Social Security Benefits: When should I receive benefits?
Now that you have all the information, let us solve the biggest problem facing most future retirees: When should I receive benefits? This is a very complicated issue and you need to consider some assumptions and calculations. A blog post is unlikely to cover all the incidents of this issue. So we won't tell you exactly when you should receive social security benefits.
What we're going to do is look at the various factors that can be considered in your decision making process, and then we'll link to some useful resources that can help you make this decision.
First, as you can see, social security benefits can vary greatly depending on when you start receiving benefits. As I mentioned before, this difference in welfare is not meant to prevent you from retire early.
The difference in the amount of benefits means that they tend to balance over time. In theory, “ordinary Americans” will receive the same amount of social security benefits in their lifetime, whether he or she starts receiving benefits from the age of 62 or wait until the age of 70. If you wait to receive benefits later, you only need to pay more money each month to make up for the lost time.
Depending on when you decide to receive social security benefits, it is not difficult to calculate how much you can get for each month's check. But this does not make it easier for you to decide when to enjoy benefits is best for you.
How much did you save?
When you decide to take a check, your retirement savings should be affordable. Many financial experts suggest that if you can live on retirement savings in those years of early retirement, you will be delayed from receiving social insurance. But you don't want to spend money, so you can only live on a meager social security fund in the future.
No matter how much your retirement savings are, you need to do some fine calculations. You may need a qualified financial planner to complete these calculations. You really can't say without hesitation whether you should use social insurance first or use retirement savings right away.
How long will you live?
We don't like to think about death and life expectancy, but these are important in social security calculations.
Remember, social security payments are based on average life expectancy, which is about 77 years old. So, whether you are paying in advance or deferred, if you live to 77, you will get the same money.
However, if your life is much older than 77, over time, you will get more money, delay your payment, and wait for a bigger monthly check. On the other hand, if you die before the age of 77, then in the long run, accepting small payments in advance will give you even greater returns.

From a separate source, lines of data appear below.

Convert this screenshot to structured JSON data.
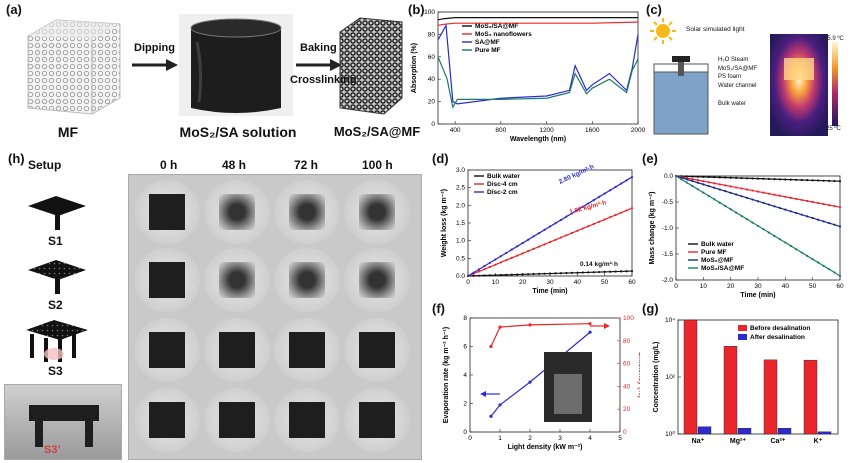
{
  "panel_letters": {
    "a": "(a)",
    "b": "(b)",
    "c": "(c)",
    "d": "(d)",
    "e": "(e)",
    "f": "(f)",
    "g": "(g)",
    "h": "(h)"
  },
  "panel_a": {
    "labels": [
      "MF",
      "MoS₂/SA solution",
      "MoS₂/SA@MF"
    ],
    "arrow1": "Dipping",
    "arrow2_line1": "Baking",
    "arrow2_line2": "Crosslinking"
  },
  "panel_c": {
    "title": "Solar simulated light",
    "labels": [
      "H₂O Steam",
      "MoS₂/SA@MF",
      "PS foam",
      "Water channel",
      "Bulk water"
    ],
    "temp_max": "45.9 ºC",
    "temp_min": "25 ºC"
  },
  "panel_h": {
    "headers": [
      "Setup",
      "0 h",
      "48 h",
      "72 h",
      "100 h"
    ],
    "setups": [
      "S1",
      "S2",
      "S3",
      "S3’"
    ]
  },
  "colors": {
    "red": "#e8262b",
    "blue": "#2b2bd0",
    "teal": "#1a7a6a",
    "dark": "#111111",
    "navy": "#1c2a8a"
  },
  "chart_data": [
    {
      "panel": "b",
      "type": "line",
      "xlabel": "Wavelength (nm)",
      "ylabel": "Absorption (%)",
      "xlim": [
        250,
        2000
      ],
      "ylim": [
        0,
        100
      ],
      "xticks": [
        400,
        800,
        1200,
        1600,
        2000
      ],
      "yticks": [
        0,
        20,
        40,
        60,
        80,
        100
      ],
      "series": [
        {
          "name": "MoS₂/SA@MF",
          "color": "#111111",
          "x": [
            250,
            300,
            400,
            800,
            1200,
            1600,
            2000
          ],
          "y": [
            93,
            94,
            95,
            95,
            95,
            95,
            95
          ]
        },
        {
          "name": "MoS₂ nanoflowers",
          "color": "#e8262b",
          "x": [
            250,
            300,
            400,
            800,
            1200,
            1600,
            2000
          ],
          "y": [
            88,
            89,
            90,
            90,
            90,
            90,
            91
          ]
        },
        {
          "name": "SA@MF",
          "color": "#2b2bd0",
          "x": [
            250,
            320,
            380,
            420,
            800,
            1200,
            1400,
            1450,
            1550,
            1600,
            1750,
            1900,
            1950,
            2000
          ],
          "y": [
            75,
            88,
            20,
            18,
            23,
            25,
            30,
            52,
            30,
            35,
            45,
            30,
            50,
            80
          ]
        },
        {
          "name": "Pure MF",
          "color": "#1a7a6a",
          "x": [
            250,
            330,
            380,
            420,
            800,
            1200,
            1400,
            1450,
            1550,
            1600,
            1750,
            1900,
            1950,
            2000
          ],
          "y": [
            60,
            40,
            15,
            22,
            22,
            23,
            28,
            45,
            27,
            32,
            40,
            28,
            48,
            58
          ]
        }
      ]
    },
    {
      "panel": "d",
      "type": "line",
      "xlabel": "Time (min)",
      "ylabel": "Weight loss (kg m⁻²)",
      "xlim": [
        0,
        60
      ],
      "ylim": [
        0,
        3.0
      ],
      "xticks": [
        0,
        10,
        20,
        30,
        40,
        50,
        60
      ],
      "yticks": [
        0.0,
        0.5,
        1.0,
        1.5,
        2.0,
        2.5,
        3.0
      ],
      "series": [
        {
          "name": "Bulk water",
          "color": "#111111",
          "x": [
            0,
            60
          ],
          "y": [
            0,
            0.14
          ]
        },
        {
          "name": "Disc-4 cm",
          "color": "#e8262b",
          "x": [
            0,
            60
          ],
          "y": [
            0,
            1.92
          ]
        },
        {
          "name": "Disc-2 cm",
          "color": "#2b2bd0",
          "x": [
            0,
            60
          ],
          "y": [
            0,
            2.8
          ]
        }
      ],
      "annotations": [
        {
          "text": "2.80 kg/m²·h",
          "color": "#2b2bd0"
        },
        {
          "text": "1.92 kg/m²·h",
          "color": "#e8262b"
        },
        {
          "text": "0.14 kg/m²·h",
          "color": "#111111"
        }
      ]
    },
    {
      "panel": "e",
      "type": "line",
      "xlabel": "Time (min)",
      "ylabel": "Mass change (kg m⁻²)",
      "xlim": [
        0,
        60
      ],
      "ylim": [
        -2.0,
        0.0
      ],
      "xticks": [
        0,
        10,
        20,
        30,
        40,
        50,
        60
      ],
      "yticks": [
        0.0,
        -0.5,
        -1.0,
        -1.5,
        -2.0
      ],
      "series": [
        {
          "name": "Bulk water",
          "color": "#111111",
          "x": [
            0,
            60
          ],
          "y": [
            0,
            -0.1
          ]
        },
        {
          "name": "Pure MF",
          "color": "#e8262b",
          "x": [
            0,
            60
          ],
          "y": [
            0,
            -0.6
          ]
        },
        {
          "name": "MoS₂@MF",
          "color": "#1c2a8a",
          "x": [
            0,
            60
          ],
          "y": [
            0,
            -0.97
          ]
        },
        {
          "name": "MoS₂/SA@MF",
          "color": "#1a7a6a",
          "x": [
            0,
            60
          ],
          "y": [
            0,
            -1.92
          ]
        }
      ]
    },
    {
      "panel": "f",
      "type": "line",
      "xlabel": "Light density (kW m⁻²)",
      "ylabel_left": "Evaporation rate (kg m⁻² h⁻¹)",
      "ylabel_right": "Efficiency (%)",
      "xlim": [
        0,
        5
      ],
      "ylim_left": [
        0,
        8
      ],
      "ylim_right": [
        0,
        100
      ],
      "xticks": [
        0,
        1,
        2,
        3,
        4,
        5
      ],
      "yticks_left": [
        0,
        2,
        4,
        6,
        8
      ],
      "yticks_right": [
        0,
        20,
        40,
        60,
        80,
        100
      ],
      "series": [
        {
          "name": "Evaporation rate",
          "color": "#2b2bd0",
          "axis": "left",
          "x": [
            0.7,
            1,
            2,
            4
          ],
          "y": [
            1.1,
            1.9,
            3.5,
            7.0
          ]
        },
        {
          "name": "Efficiency",
          "color": "#e8262b",
          "axis": "right",
          "x": [
            0.7,
            1,
            2,
            4
          ],
          "y": [
            75,
            92,
            94,
            95
          ]
        }
      ]
    },
    {
      "panel": "g",
      "type": "bar",
      "ylabel": "Concentration (mg/L)",
      "yscale": "log",
      "ylim": [
        1,
        10000
      ],
      "yticks": [
        "10⁰",
        "10²",
        "10⁴"
      ],
      "categories": [
        "Na⁺",
        "Mg²⁺",
        "Ca²⁺",
        "K⁺"
      ],
      "series": [
        {
          "name": "Before desalination",
          "color": "#e8262b",
          "values": [
            10000,
            1200,
            400,
            390
          ]
        },
        {
          "name": "After desalination",
          "color": "#2b2bd0",
          "values": [
            1.8,
            1.6,
            1.6,
            1.2
          ]
        }
      ]
    }
  ]
}
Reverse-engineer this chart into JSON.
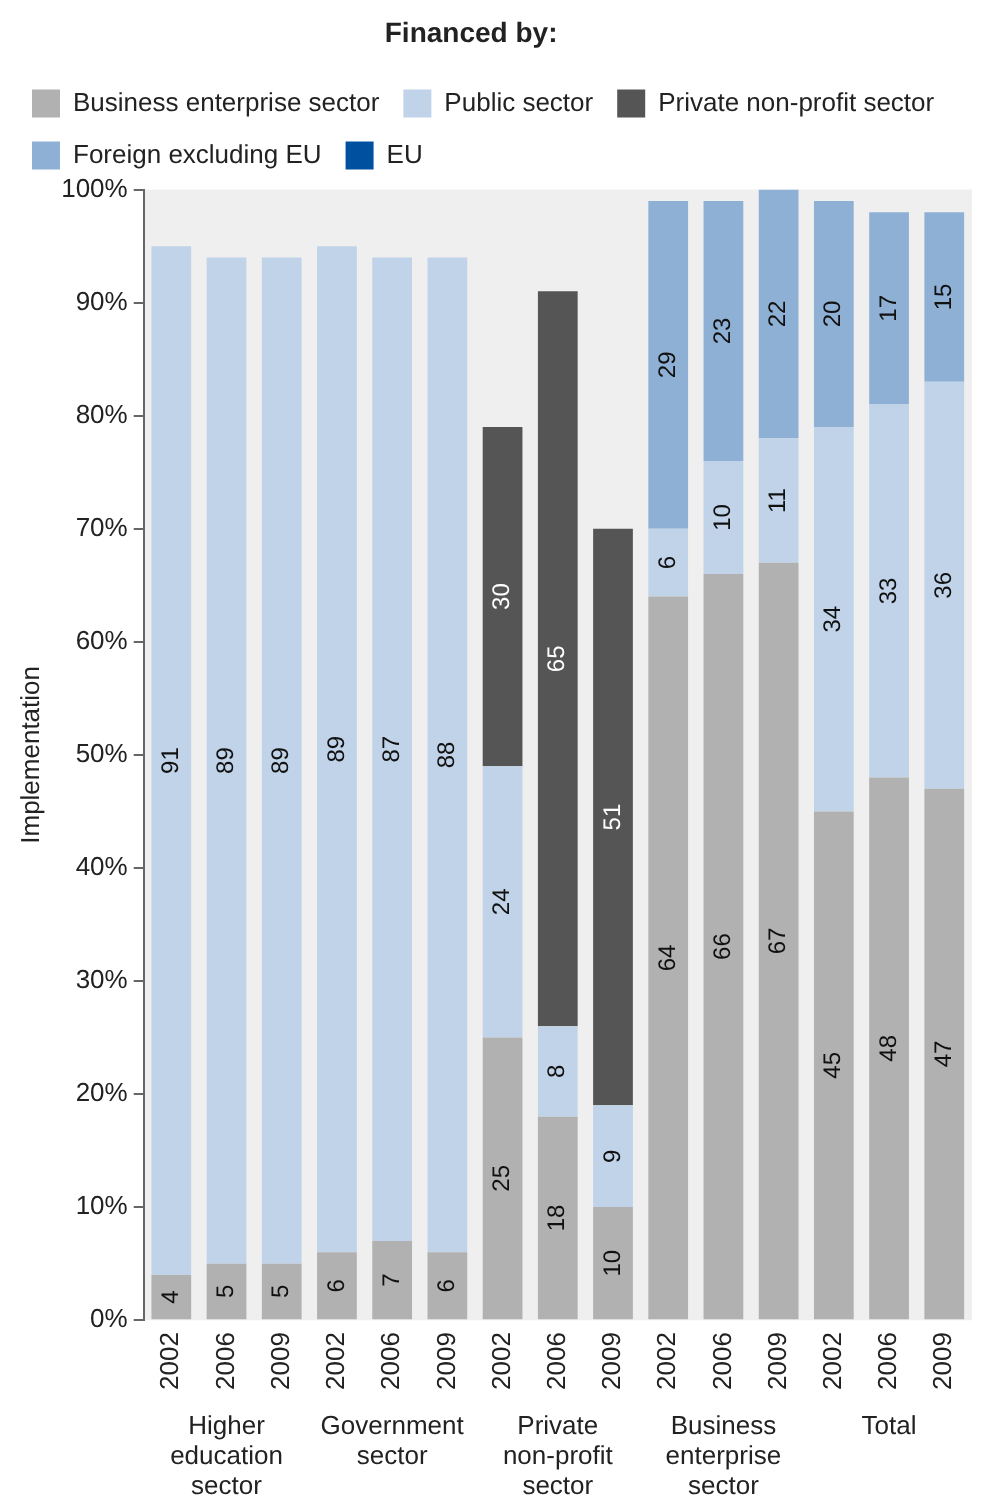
{
  "chart_data": {
    "type": "bar",
    "stacked": true,
    "legend_title": "Financed by:",
    "ylabel": "Implementation",
    "categories": [
      "2002",
      "2006",
      "2009",
      "2002",
      "2006",
      "2009",
      "2002",
      "2006",
      "2009",
      "2002",
      "2006",
      "2009",
      "2002",
      "2006",
      "2009"
    ],
    "annotations": [
      "Higher education sector",
      "Government sector",
      "Private non-profit sector",
      "Business enterprise sector",
      "Total"
    ],
    "series": [
      {
        "name": "Business enterprise sector",
        "color": "#b1b1b1",
        "values": [
          4,
          5,
          5,
          6,
          7,
          6,
          25,
          18,
          10,
          64,
          66,
          67,
          45,
          48,
          47
        ]
      },
      {
        "name": "Public sector",
        "color": "#c0d3e8",
        "values": [
          91,
          89,
          89,
          89,
          87,
          88,
          24,
          8,
          9,
          6,
          10,
          11,
          34,
          33,
          36
        ]
      },
      {
        "name": "Private non-profit sector",
        "color": "#555555",
        "values": [
          null,
          null,
          null,
          null,
          null,
          null,
          30,
          65,
          51,
          null,
          null,
          null,
          null,
          null,
          null
        ]
      },
      {
        "name": "Foreign excluding EU",
        "color": "#8eb0d4",
        "values": [
          null,
          null,
          null,
          null,
          null,
          null,
          null,
          null,
          null,
          29,
          23,
          22,
          20,
          17,
          15
        ]
      },
      {
        "name": "EU",
        "color": "#0050a0",
        "values": [
          null,
          null,
          null,
          null,
          null,
          null,
          null,
          null,
          null,
          null,
          null,
          null,
          null,
          null,
          null
        ]
      }
    ],
    "ylim": [
      0,
      100
    ],
    "yticks": [
      {
        "value": 0,
        "label": "0%"
      },
      {
        "value": 10,
        "label": "10%"
      },
      {
        "value": 20,
        "label": "20%"
      },
      {
        "value": 30,
        "label": "30%"
      },
      {
        "value": 40,
        "label": "40%"
      },
      {
        "value": 50,
        "label": "50%"
      },
      {
        "value": 60,
        "label": "60%"
      },
      {
        "value": 70,
        "label": "70%"
      },
      {
        "value": 80,
        "label": "80%"
      },
      {
        "value": 90,
        "label": "90%"
      },
      {
        "value": 100,
        "label": "100%"
      }
    ],
    "grid": false,
    "legend": "top left",
    "data_labels": true
  }
}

If your health or family history suggests that you may not be 77 years old, you may consider receiving social insurance in advance. However, if you expect to live to a mature age of 90 or older, then postponing your check may be the best option.
If you are married?
If you are married, you will find a way to maximize your social security income as a couple. Here are a few options:
File a claim and suspend it. If one party's income is much higher than the other, and the other party with the higher income wants to continue working, the party can receive benefits at the full retirement age and stop the payment indefinitely. Spouses with lower incomes can receive 50% of spouse benefits. This means that the couple will receive a stable social security check, but the suspended payment of the higher-income spouse will increase the spouse's social security benefits over time.
Claim twice. If the couple have similar incomes in their lifetime, they can start with low income and then increase social security spending. In this case, both spouses retired, one enjoys regular social security benefits, and the other enjoys smaller spouse benefits. Later, the second spouse can withdraw from his or her social security benefits. As a result, the couple received 50% more benefits than a spouse before retirement, and the second social security check they received after retirement was much higher.
Survivor benefits. It is also important to think about what happens if one of you dies and the surviving spouse. Receiving social insurance after retirement will increase the spouse’s monthly benefits, so this is usually a good idea.
If you keep working
In some cases, if you continue to work for greater benefit, it is best to postpone receiving benefits. If you are hesitant to receive benefits in advance at the age of 62 and you are still working, it is usually best to postpone at least until you reach retirement age.